Iranian protesters stormed the Saudi Embassy in Tehran early yesterday and Shia Muslim Iran's top leader predicted "divine vengeance" for Saudi Arabia's execution of a prominent Shia cleric.
Demonstrators protesting against cleric Nimr al-Nimr's execution broke into the embassy building, smashed furniture and started fires before being ejected by police.
Iran's President Hassan Rouhani condemned the execution as "inhuman", but also called for prosecuting "extremist individuals" for attacking the embassy and the Saudi consulate in the northeastern city of Mashhad, state media reported.
Tehran's police chief said an unspecified number of "unruly elements" were arrested for attacking the embassy with petrol bombs and rocks. A prosecutor said 40 people were held.
Iranian Supreme Leader Ayatollah Ali Khamenei, criticising Saudi Arabia for the second straight day over Nimr's execution, said politicians in the Sunni kingdom would face divine retribution for his death, reports Reuters.
"The unjustly spilled blood of this oppressed martyr will no doubt soon show its effect and divine vengeance will befall Saudi politicians," state TV reported Khamenei as saying.
UN chief Ban Ki-moon said he was "deeply dismayed" by Saudi Arabia's execution of 47 people including the prominent Shia cleric, reports AFP.
Deploring the violence outside the Saudi embassy in Tehran, he called for "calm and restraint" and urged "all regional leaders to work to avoid the exacerbation of sectarian tensions," his spokesman said in a statement.
The US State Department said Nimr's execution "risks exacerbating sectarian tensions at a time when they urgently need to be reduced". The sentiment was echoed almost verbatim by EU foreign policy chief Federica Mogherini and an official at the German Foreign Ministry. The State Department also urged the Saudi government to "respect and protect human rights”.
UN High Commissioner for Human Rights Zeid Raad al-Hussein said it was not clear those killed were granted effective legal defence, while the scale of the executions was very disturbing "particularly as some of those sentenced to death were accused of non-violent crimes".
Iran's Revolutionary Guards had promised "harsh revenge" against the Saudi Sunni royal dynasty for execution of the Shia cleric.

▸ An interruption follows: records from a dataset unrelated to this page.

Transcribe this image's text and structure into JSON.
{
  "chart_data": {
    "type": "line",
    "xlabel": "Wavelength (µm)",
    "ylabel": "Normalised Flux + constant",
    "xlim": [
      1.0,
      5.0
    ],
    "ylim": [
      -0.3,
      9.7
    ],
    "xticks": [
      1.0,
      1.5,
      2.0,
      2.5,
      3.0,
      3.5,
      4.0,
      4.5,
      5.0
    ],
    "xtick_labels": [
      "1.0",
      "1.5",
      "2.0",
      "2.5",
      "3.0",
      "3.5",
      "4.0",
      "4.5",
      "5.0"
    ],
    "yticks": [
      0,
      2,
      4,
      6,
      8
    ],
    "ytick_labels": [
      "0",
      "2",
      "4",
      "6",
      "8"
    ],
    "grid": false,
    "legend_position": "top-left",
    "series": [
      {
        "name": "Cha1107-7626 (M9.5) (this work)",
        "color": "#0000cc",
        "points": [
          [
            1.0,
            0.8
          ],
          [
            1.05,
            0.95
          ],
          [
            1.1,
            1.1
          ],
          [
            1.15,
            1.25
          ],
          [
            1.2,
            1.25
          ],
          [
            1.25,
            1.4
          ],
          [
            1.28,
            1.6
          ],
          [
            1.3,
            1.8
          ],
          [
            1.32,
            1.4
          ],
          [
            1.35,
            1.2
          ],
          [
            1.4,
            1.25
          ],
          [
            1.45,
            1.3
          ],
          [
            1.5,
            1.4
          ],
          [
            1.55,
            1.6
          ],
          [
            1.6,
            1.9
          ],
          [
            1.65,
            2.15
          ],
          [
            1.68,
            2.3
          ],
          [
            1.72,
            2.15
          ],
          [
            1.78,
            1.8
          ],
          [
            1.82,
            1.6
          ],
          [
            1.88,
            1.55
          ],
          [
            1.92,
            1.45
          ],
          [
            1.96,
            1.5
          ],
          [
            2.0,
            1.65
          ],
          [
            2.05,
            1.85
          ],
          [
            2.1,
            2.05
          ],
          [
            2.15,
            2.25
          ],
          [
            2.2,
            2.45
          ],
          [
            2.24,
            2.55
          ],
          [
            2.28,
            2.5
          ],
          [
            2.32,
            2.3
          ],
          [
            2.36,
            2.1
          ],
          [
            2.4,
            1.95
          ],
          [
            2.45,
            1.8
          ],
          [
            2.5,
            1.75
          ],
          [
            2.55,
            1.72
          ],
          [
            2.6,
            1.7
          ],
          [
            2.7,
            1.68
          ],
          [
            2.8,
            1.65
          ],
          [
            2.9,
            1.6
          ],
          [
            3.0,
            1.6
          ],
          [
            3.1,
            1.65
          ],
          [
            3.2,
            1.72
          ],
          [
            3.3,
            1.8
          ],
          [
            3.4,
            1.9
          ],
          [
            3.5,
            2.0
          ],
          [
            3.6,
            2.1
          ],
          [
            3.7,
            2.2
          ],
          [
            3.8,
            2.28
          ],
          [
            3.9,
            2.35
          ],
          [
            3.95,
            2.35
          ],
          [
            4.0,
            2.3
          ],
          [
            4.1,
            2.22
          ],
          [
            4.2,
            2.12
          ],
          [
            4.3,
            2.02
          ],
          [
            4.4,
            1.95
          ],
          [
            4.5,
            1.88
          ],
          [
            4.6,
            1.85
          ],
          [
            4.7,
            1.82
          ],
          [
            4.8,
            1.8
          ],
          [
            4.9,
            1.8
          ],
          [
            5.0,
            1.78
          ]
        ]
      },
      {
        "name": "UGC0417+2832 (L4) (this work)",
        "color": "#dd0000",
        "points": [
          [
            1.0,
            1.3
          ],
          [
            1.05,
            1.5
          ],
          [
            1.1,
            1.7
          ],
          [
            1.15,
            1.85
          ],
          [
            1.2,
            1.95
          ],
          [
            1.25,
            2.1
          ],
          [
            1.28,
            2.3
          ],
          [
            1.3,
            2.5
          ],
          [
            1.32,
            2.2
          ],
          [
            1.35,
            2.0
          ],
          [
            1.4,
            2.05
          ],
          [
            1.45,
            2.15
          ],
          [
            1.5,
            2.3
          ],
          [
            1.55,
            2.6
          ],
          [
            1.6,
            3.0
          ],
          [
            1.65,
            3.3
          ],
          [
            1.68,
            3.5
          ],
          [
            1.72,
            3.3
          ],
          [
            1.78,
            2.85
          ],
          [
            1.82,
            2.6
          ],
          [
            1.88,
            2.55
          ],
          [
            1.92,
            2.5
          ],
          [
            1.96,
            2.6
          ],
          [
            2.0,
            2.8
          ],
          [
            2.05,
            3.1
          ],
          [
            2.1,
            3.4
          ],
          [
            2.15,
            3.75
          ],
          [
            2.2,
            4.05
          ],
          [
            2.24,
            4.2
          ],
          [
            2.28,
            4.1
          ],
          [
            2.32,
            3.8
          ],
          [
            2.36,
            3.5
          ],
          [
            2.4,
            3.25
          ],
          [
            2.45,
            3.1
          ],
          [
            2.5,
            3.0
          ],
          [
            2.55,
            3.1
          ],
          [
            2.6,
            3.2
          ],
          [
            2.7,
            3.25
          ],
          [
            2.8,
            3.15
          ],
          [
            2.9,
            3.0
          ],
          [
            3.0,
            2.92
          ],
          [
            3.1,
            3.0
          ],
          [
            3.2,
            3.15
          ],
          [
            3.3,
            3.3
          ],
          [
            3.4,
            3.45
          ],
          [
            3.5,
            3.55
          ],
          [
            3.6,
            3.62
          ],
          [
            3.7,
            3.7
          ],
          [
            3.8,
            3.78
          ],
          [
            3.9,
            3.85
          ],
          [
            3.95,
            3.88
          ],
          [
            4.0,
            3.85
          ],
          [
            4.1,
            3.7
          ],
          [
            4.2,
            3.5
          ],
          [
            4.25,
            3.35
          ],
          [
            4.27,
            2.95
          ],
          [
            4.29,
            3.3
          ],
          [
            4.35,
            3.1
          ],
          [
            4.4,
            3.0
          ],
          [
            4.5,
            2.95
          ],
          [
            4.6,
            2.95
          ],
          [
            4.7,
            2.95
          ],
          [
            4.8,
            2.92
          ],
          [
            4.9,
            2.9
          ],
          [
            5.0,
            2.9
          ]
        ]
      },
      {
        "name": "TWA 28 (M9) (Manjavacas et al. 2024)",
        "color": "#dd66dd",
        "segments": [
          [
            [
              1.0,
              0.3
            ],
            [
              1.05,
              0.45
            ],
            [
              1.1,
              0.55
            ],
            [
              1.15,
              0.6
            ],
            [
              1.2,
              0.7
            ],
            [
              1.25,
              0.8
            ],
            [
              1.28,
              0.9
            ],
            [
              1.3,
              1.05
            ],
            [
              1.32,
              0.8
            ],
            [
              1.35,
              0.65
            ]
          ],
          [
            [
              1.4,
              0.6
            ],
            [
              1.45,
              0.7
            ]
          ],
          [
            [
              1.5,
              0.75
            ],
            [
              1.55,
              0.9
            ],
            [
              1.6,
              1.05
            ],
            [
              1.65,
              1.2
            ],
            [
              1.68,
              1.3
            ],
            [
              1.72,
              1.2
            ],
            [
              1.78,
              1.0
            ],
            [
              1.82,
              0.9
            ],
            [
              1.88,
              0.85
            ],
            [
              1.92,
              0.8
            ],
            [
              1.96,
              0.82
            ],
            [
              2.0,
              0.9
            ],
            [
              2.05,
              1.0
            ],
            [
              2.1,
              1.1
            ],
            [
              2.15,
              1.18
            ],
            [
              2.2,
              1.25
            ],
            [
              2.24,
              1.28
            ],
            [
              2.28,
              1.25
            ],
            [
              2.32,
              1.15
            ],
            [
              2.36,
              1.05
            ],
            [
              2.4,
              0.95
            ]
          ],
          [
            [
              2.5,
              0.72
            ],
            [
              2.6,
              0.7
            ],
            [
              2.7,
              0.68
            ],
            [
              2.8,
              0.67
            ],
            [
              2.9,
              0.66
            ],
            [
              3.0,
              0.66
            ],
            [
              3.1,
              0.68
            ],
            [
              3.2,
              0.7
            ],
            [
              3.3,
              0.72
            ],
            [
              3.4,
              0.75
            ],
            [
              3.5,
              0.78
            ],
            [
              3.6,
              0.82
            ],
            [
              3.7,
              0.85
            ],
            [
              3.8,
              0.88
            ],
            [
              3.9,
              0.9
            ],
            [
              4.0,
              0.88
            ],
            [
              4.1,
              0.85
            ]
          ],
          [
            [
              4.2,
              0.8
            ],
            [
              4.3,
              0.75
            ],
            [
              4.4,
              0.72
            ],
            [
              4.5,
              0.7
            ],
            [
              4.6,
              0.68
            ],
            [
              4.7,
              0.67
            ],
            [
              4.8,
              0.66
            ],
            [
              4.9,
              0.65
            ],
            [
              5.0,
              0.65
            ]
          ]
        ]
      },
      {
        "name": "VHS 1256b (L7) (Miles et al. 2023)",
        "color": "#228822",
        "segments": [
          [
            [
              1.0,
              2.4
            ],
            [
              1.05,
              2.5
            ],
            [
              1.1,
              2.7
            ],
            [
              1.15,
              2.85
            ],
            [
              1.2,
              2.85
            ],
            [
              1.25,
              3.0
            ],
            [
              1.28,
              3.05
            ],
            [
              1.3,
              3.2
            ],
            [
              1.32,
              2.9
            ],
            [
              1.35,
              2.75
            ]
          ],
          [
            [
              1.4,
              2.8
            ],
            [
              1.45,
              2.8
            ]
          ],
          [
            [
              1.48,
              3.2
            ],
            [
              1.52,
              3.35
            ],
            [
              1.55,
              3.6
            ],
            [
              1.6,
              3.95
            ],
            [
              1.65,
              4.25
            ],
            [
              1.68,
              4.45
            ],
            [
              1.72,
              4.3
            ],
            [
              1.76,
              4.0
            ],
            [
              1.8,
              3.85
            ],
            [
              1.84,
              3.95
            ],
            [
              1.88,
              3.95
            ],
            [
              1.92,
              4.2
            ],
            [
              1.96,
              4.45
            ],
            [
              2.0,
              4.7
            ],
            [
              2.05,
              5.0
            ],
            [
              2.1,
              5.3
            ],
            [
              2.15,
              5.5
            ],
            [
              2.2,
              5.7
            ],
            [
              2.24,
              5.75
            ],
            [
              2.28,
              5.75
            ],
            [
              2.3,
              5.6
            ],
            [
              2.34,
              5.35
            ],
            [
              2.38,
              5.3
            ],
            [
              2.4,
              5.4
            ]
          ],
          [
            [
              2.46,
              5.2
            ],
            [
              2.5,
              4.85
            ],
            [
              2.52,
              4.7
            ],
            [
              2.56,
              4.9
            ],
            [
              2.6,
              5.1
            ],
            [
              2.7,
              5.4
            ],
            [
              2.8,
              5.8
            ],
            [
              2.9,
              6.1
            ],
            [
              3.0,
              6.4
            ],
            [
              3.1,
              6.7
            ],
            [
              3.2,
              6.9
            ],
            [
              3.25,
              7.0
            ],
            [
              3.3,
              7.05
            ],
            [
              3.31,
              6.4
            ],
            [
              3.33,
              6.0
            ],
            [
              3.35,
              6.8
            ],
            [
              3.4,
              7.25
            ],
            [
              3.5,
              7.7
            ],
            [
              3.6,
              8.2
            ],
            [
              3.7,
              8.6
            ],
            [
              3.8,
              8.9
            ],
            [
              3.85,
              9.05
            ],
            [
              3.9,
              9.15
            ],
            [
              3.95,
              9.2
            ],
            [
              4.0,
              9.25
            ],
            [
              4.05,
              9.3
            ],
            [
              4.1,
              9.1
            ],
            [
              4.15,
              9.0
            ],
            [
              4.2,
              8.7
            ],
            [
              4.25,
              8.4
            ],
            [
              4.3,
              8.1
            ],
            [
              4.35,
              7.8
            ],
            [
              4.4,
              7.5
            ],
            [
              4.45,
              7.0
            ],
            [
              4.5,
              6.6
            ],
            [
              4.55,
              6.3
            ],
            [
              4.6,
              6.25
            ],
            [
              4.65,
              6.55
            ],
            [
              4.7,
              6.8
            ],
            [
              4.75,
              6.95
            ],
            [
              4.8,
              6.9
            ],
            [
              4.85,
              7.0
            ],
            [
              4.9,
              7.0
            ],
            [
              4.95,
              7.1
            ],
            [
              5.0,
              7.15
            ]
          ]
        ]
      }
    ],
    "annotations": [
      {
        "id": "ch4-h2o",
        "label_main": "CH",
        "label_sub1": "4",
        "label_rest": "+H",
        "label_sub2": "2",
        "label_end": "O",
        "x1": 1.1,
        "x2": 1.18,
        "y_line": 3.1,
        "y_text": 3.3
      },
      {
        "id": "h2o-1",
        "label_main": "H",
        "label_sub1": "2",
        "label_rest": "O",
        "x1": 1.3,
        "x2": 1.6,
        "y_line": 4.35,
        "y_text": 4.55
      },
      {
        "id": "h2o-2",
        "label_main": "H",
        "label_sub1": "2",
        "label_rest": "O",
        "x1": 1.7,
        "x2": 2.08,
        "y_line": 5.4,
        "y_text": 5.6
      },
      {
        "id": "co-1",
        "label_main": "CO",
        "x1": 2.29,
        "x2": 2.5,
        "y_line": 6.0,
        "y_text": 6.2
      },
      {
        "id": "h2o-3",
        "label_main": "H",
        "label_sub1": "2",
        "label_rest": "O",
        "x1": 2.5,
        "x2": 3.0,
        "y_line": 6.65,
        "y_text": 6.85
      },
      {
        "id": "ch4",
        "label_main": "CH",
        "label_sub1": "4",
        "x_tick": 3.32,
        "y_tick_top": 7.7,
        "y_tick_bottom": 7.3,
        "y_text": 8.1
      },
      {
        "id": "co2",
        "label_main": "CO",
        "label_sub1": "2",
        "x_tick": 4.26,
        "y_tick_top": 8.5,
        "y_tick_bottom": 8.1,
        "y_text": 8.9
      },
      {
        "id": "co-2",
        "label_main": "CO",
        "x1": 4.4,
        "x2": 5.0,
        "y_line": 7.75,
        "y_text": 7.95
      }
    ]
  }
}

Nimr, the most vocal critic of the dynasty among the Shia minority, had come to be seen as a leader of the sect's younger activists, who had tired of the failure of older, more measured leaders to achieve equality with Sunnis.
Although most of the 47 men killed in the kingdom's biggest mass execution for decades were Sunnis convicted of al-Qaeda attacks in Saudi Arabia a decade ago, it was Nimr and three other Shia, all accused of involvement in shooting police, who attracted most attention in the region and beyond.
Human rights groups say the kingdom's judicial process is unfair, pointing to accusations that confessions have been secured under torture and that defendants in court have been denied access to lawyers. Riyadh denies torture and says its judiciary is independent.
Analysts have speculated that the execution of the four Shias was partly to demonstrate to Saudi Arabia's majority Sunni Muslims that the government did not differentiate between political violence committed by members of the two sects.